I would like to compute $\int |dW|$ where $W$ is a Wiener process. I know that this is a divergent integral by the following argument:
$ 1 = \sum |W_{t_{i+1}}-W_{t_{i}}|^2 < max|W_{t_{i+1}}-W_{t_{i}}|\times\sum |W_{t_{i+1}}-W_{t_{i}}| $
where $t_i \in [0,1]$ and $max|W_{t_{i+1}}-W_{t_{i}}|$ tends to $0$ as $t_{i+1}\rightarrow t_{i}$. The divergent summation can be interpreted as the arc-length of the brownian motion curve. However, I would like to be able to explicitly compute it.
In addition, it seems to me a little counterintuitive because from the other hand I have computed $E(|dW|)$ and the result is finite. Even more, it is not hard to prove that $\int_0^T dW = W_T$ (also convergent).

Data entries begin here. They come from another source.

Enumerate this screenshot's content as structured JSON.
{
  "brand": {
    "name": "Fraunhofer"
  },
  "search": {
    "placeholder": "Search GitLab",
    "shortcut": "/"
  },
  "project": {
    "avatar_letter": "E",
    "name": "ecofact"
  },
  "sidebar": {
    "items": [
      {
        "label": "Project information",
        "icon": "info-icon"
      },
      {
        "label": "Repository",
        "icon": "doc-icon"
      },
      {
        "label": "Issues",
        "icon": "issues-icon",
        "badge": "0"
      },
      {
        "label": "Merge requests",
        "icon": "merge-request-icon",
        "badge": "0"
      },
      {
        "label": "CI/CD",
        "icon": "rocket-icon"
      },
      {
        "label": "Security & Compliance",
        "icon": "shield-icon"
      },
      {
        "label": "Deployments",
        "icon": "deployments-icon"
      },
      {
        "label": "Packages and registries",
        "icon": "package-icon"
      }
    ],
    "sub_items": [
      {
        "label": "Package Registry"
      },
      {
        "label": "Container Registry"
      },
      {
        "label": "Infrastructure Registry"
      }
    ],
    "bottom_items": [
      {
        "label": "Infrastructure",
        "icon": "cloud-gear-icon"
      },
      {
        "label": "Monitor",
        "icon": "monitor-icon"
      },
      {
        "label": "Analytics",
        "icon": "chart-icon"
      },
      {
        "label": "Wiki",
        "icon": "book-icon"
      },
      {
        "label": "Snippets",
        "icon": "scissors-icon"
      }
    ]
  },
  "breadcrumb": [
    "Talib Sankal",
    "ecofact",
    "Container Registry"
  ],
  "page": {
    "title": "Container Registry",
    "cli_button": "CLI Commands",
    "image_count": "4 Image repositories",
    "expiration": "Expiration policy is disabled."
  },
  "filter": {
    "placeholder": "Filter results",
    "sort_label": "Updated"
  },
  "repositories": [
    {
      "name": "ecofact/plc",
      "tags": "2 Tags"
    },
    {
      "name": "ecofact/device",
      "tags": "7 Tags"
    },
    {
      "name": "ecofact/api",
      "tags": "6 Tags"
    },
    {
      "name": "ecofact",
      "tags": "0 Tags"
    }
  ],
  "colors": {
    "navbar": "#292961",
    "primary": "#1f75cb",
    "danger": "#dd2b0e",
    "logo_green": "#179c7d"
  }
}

This leads to the conclusion that the modulus has a deep impact on the computation.
The Brownian motion has infinite first variation for any interval with probability $1$, that is the series $$ \sum |W_{t_{i+1}}-W_{t_i}| $$ diverges when $\max{|t_{i+1} - t_i|} \to 0$.
So if you use that as definition of arc length it is always infinity.
However, the so called second variation, or quadratic variation, you write is always finite: $$ \sum |W_{t_{i+1}}-W_{t_i}|^2 = T, \textrm{ when } \max{|t_{i+1} - t_i|} \to 0. $$ Where $T=b-a$ is the length of the interval $[a,b], a=t_0 < t_1 \ldots < t_N = b $ you are summing over.
I guess you can see that as some sort of generalized length of the second order. At least I like to see it that way in practical calculations.
Edit: Ok, I think I know what you mean now. You know that the first variation of the Brownian motion is infinite, but at the same time you know that $$ |\Delta W| = |W_{t_{i+1}} - W_{t_{i}}| $$ is distributed like $$ |W_{t_{i+1}} - W_{t_{i}}| \sim |N(0, \Delta t)| = |Z| \cdot \sqrt{\Delta t}, $$ where $\Delta t = t_{i+1} - t_{i}$ and $z \sim N(0, 1)$. So you get that $$ E[|W_{t_{i+1}} - W_{t_{i}}|] = C \sqrt{\Delta t}, $$ for some constant $C = E[|Z|]$. Therefore you wonder why you can't calculate the first variation as the sum of this over all small $\sqrt{\Delta t}$?
In general you are not allowed to move the expectation inside the limit. We have $$ E[\lim_{\Delta t \to 0} \sum |W_{t_{i+1}}-W_{t_i}|] = E[\infty] = \infty, $$ If we cheat and still put the expectation inside the limit, we get $$ \begin{eqnarray*} \lim_{\Delta t \to 0} E[\sum |W_{t_{i+1}}-W_{t_i}|] &=& \lim_{\Delta t \to 0} \sum E[|W_{t_{i+1}}-W_{t_i}|] = \lim_{\Delta t \to 0} C \cdot \sum \sqrt{\Delta t} \end{eqnarray*} $$ However, this too happens to go to $\infty$ as well from what I can see. Put $\Delta t=1/n$ and assume for simplicity that the interval in question is $[0,1]$, then the last limit is $$ \lim_{\Delta t \to 0} C \cdot \sum_{i=1}^{n} \sqrt{\Delta t} = \lim_{n \to \infty} C \cdot n \cdot \sqrt{\frac{1}{n}} \to \infty. $$ So in this case we get infinity even if we cheat and put the expectation inside the limit (which is not allowed in general). So I still don't get how you get a finite value.